Stauffer et al. 1997 used primers described by Juan et al. 1995 and developed by Lunt et al. 1996 in order to perform phylogenetic analyses on seven European Ips species among them Ips typographus and I. duplicatus. However, again a COI fragment not overlapping with the COI barcoding fragment was used. Cognato and Sperling (2000) performed a comprehensive phylogenetic study on genus Ips using modified versions of the Dick/Pat primers and extending the sequenced DNA fragment while employing another primer pair: AC1-J-2183/AC1-N-2611 (Fig. 1a). Surprisingly, Cognato and Sperling decided to put the forward primer at the position of HCO2198, the reverse barcoding primer. The reason might have been the lack of information about the Ips barcoding sequence. The development of alternative primers led to an interesting appearance of the investigated COI gene sequence of genus Ips: the gene fragment outside the barcoding region is well known, but the sequence of the barcoding region itself is still missing for most species (Supplementary Fig. 4).

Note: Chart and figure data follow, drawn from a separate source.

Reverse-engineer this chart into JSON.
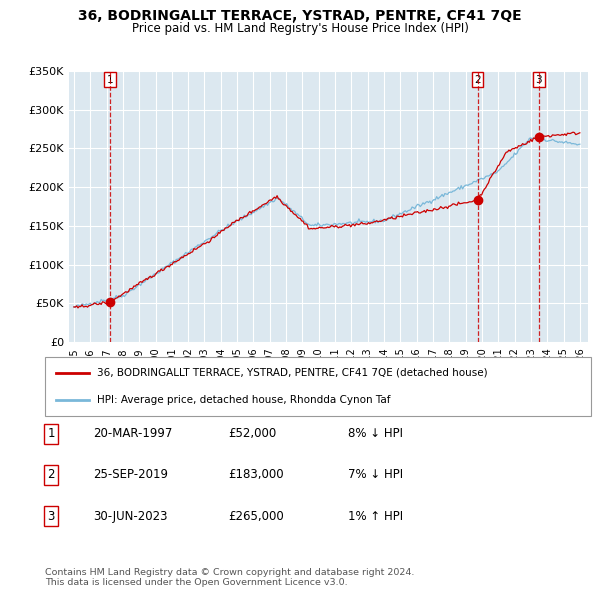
{
  "title": "36, BODRINGALLT TERRACE, YSTRAD, PENTRE, CF41 7QE",
  "subtitle": "Price paid vs. HM Land Registry's House Price Index (HPI)",
  "ylim": [
    0,
    350000
  ],
  "yticks": [
    0,
    50000,
    100000,
    150000,
    200000,
    250000,
    300000,
    350000
  ],
  "ytick_labels": [
    "£0",
    "£50K",
    "£100K",
    "£150K",
    "£200K",
    "£250K",
    "£300K",
    "£350K"
  ],
  "fig_bg_color": "#ffffff",
  "plot_bg_color": "#dce8f0",
  "grid_color": "#ffffff",
  "hpi_color": "#7ab8d9",
  "price_color": "#cc0000",
  "sale_events": [
    {
      "date_num": 1997.22,
      "price": 52000,
      "label": "1"
    },
    {
      "date_num": 2019.73,
      "price": 183000,
      "label": "2"
    },
    {
      "date_num": 2023.49,
      "price": 265000,
      "label": "3"
    }
  ],
  "legend_entries": [
    {
      "label": "36, BODRINGALLT TERRACE, YSTRAD, PENTRE, CF41 7QE (detached house)",
      "color": "#cc0000"
    },
    {
      "label": "HPI: Average price, detached house, Rhondda Cynon Taf",
      "color": "#7ab8d9"
    }
  ],
  "table_rows": [
    {
      "num": "1",
      "date": "20-MAR-1997",
      "price": "£52,000",
      "hpi": "8% ↓ HPI"
    },
    {
      "num": "2",
      "date": "25-SEP-2019",
      "price": "£183,000",
      "hpi": "7% ↓ HPI"
    },
    {
      "num": "3",
      "date": "30-JUN-2023",
      "price": "£265,000",
      "hpi": "1% ↑ HPI"
    }
  ],
  "footnote": "Contains HM Land Registry data © Crown copyright and database right 2024.\nThis data is licensed under the Open Government Licence v3.0."
}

Susoy and Herrmann (2014) published an impressive study about the co-evolution of bark beetles (genus Ips) and nematodes (genus Micoletzkya) illustrated by phylogenies based on multiple genes (see also Fig. 2b in this article). Meaningfully, the authors sequenced COI of the nematodes but not COI of the beetle species.

Metabarcoding approaches using a combination of several primer pairs and high throughput sequencing (HTS) circumvent the dilemma of false positive results by concatenating DNA sequences of several different barcoding genes, allowing for a more reliable diagnosis of critical taxa (even in the presence of a wrong COI gene sequence). This procedure has been applied successfully to bark beetles and provides satisfying results even while using primers LCO1490 and HCO2198 (Morinière et al. 2016). However, HTS is expensive compared to conventional PCR and Sanger sequencing, particularly if only a single suspicious case has to be evaluated. Furthermore, any false positive result included in metabarcoding analysis weakens significance and robustness of the diagnosis.

Using a combination of three primers, we here provide a simple and convenient approach for diagnosing and distinguishing Ips typographus, a pest native to Germany, from Ips typographus, a quarantine pest potentially newly introduced or re-introduced to Germany. Furthermore, we offer a primer pair to the scientific community that allows the inclusion of genus Ips into phylogenetic analyses of diverse arthropods.

Outlook

The observed physical interaction between bark beetles of the genus Ips and nematodes of the genus Micoletzkya is certainly only one of many examples exhibiting difficulties to specifically amplify and sequence DNA of a target organism from a mixed (often environmental) DNA sample using barcoding primers. On the other hand, barcoding primers proved to be advantageous for phylogenetic analyses and are required for many evolutionary studies. Several scenarios predict an increased number of introduced pests due to climate change and global trade in the future (e.g., Roques 2010). In order to respond appropriately to this threat, it is important to develop highly specific protocols for diagnosing newly introduced pests. An automated procedure such as a bioinformatics pipeline for designing specific primers under consideration of all known information (not only DNA sequences but also metadata about, e.g., associated organisms) would be helpful to simplify future diagnostics of any given or newly emerging pest.